Centuries before we began gathering clinical data about the benefits of being outside, people knew that the natural world held the power to heal. From the ancient Greeks to the Romans to the native peoples of the Americas, there’s a long history of extolling the benefits of being in and around nature.While Akiyama, Wilson, and Louv theorized that this healing response is linked to evolutionary biology, others, such as theologian Christopher Thompson, claim that we are drawn to nature because of our divine origins.
While Thompson doesn’t deny the physiological benefits of being outside, he emphasizes that the driving force of these benefits is that nature, with its order, structure, and predictable rhythms, has been created as our first “classroom” in which we learn about the Creator and how we fit into the created order.
In his book “The Joyful Mystery,” Thompson takes issue with the theory that we feel better when in nature because of a connection to a “biologically driven unconsciousness ... remnants of a past now long forgotten through the centuries of evolution and progress.”
Instead, Thompson asserts that the joy, even the wellness that we feel when in nature, comes from a deep connection with our metaphysical origins—an insight “into our status as a creature within the cosmos, created by God who is love.” Put plainly, Thompson writes that we feel better in nature because we feel a sense of awe, which is “a glimpse of the gift of being.”
Whether the benefits of being outside arise from our biology or a connection to a creator, the evidence of those benefits is clear and conclusive.

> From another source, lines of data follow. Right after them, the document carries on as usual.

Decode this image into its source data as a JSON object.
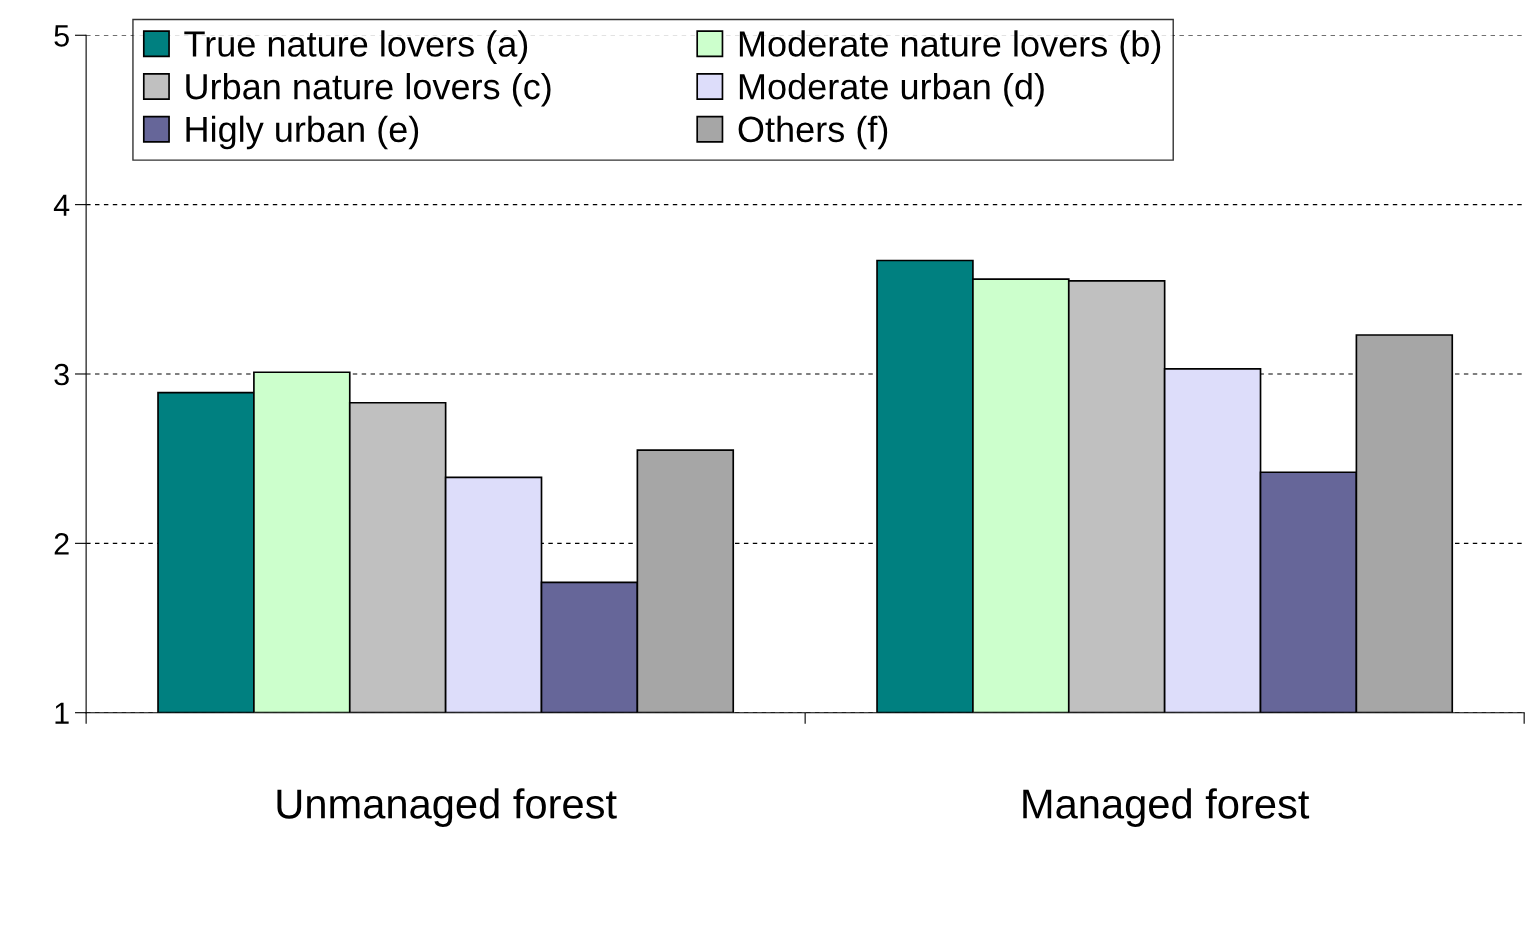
{
  "chart_data": {
    "type": "bar",
    "categories": [
      "Unmanaged forest",
      "Managed forest"
    ],
    "series": [
      {
        "name": "True nature lovers (a)",
        "color": "#008080",
        "values": [
          2.89,
          3.67
        ]
      },
      {
        "name": "Moderate nature lovers (b)",
        "color": "#ccffcc",
        "values": [
          3.01,
          3.56
        ]
      },
      {
        "name": "Urban nature lovers (c)",
        "color": "#c0c0c0",
        "values": [
          2.83,
          3.55
        ]
      },
      {
        "name": "Moderate urban (d)",
        "color": "#ddddfa",
        "values": [
          2.39,
          3.03
        ]
      },
      {
        "name": "Higly urban (e)",
        "color": "#666699",
        "values": [
          1.77,
          2.42
        ]
      },
      {
        "name": "Others (f)",
        "color": "#a6a6a6",
        "values": [
          2.55,
          3.23
        ]
      }
    ],
    "ylim": [
      1,
      5
    ],
    "yticks": [
      1,
      2,
      3,
      4,
      5
    ],
    "grid": "y",
    "legend": "top left"
  }
}
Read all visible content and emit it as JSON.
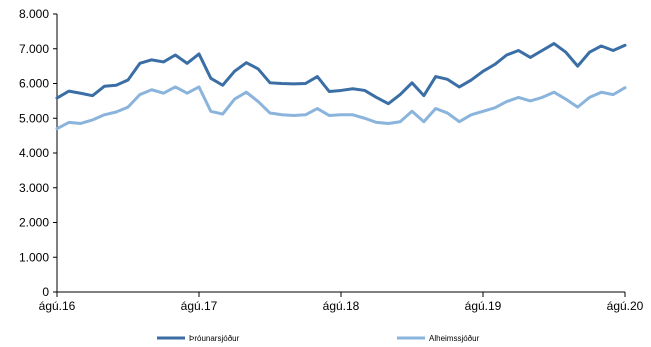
{
  "chart_data": {
    "type": "line",
    "x_tick_labels": [
      "ágú.16",
      "ágú.17",
      "ágú.18",
      "ágú.19",
      "ágú.20"
    ],
    "x_tick_positions": [
      0,
      12,
      24,
      36,
      48
    ],
    "y_tick_labels": [
      "0",
      "1.000",
      "2.000",
      "3.000",
      "4.000",
      "5.000",
      "6.000",
      "7.000",
      "8.000"
    ],
    "ylim": [
      0,
      8000
    ],
    "y_step": 1000,
    "grid": false,
    "legend_position": "bottom",
    "series": [
      {
        "name": "Þróunarsjóður",
        "color": "#3a6ea5",
        "values": [
          5580,
          5780,
          5720,
          5650,
          5920,
          5950,
          6100,
          6580,
          6680,
          6620,
          6820,
          6580,
          6850,
          6150,
          5950,
          6350,
          6600,
          6420,
          6020,
          6000,
          5990,
          6000,
          6200,
          5770,
          5800,
          5850,
          5800,
          5600,
          5420,
          5680,
          6020,
          5650,
          6200,
          6120,
          5900,
          6100,
          6350,
          6550,
          6820,
          6950,
          6750,
          6950,
          7150,
          6900,
          6500,
          6900,
          7080,
          6950,
          7100
        ]
      },
      {
        "name": "Alheimssjóður",
        "color": "#8ab4dc",
        "values": [
          4700,
          4880,
          4850,
          4950,
          5100,
          5180,
          5320,
          5680,
          5820,
          5720,
          5900,
          5720,
          5900,
          5200,
          5120,
          5550,
          5750,
          5480,
          5150,
          5100,
          5080,
          5100,
          5280,
          5080,
          5100,
          5100,
          5000,
          4880,
          4850,
          4900,
          5200,
          4900,
          5280,
          5150,
          4900,
          5100,
          5200,
          5300,
          5480,
          5600,
          5500,
          5600,
          5750,
          5550,
          5320,
          5600,
          5750,
          5680,
          5880
        ]
      }
    ]
  }
}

These benefits are especially strong during the winter months, during which daylight hours are fewer and, as the temperature drops, we tend to spend increased time indoors.
When we combine our increased time indoors with shorter winter days, we decrease our exposure to sunlight, which in turn reduces our levels of vitamin D. Taken together, the drop in sunlight during winter, increased exposure to allergens, and a lack of vitamin D take a toll on our mental and physical health.
On colder days, when the temperature is below freezing, be sure to dress appropriately. Layers of clothing work best, and clothing made from natural fibers such as wool and down tends to work better than synthetics. Cotton clothing will keep you warmer than polyester, but since it’s a natural fiber, it tends to absorb and hold moisture (from the weather or perspiration), and it’s a poor insulator when wet.
Dressing well and staying warm can make going outdoors in winter a pleasure rather than a chore and help ensure you actually want to get outside. As the old Scandinavian saying goes, “There is no bad weather, just bad clothing.”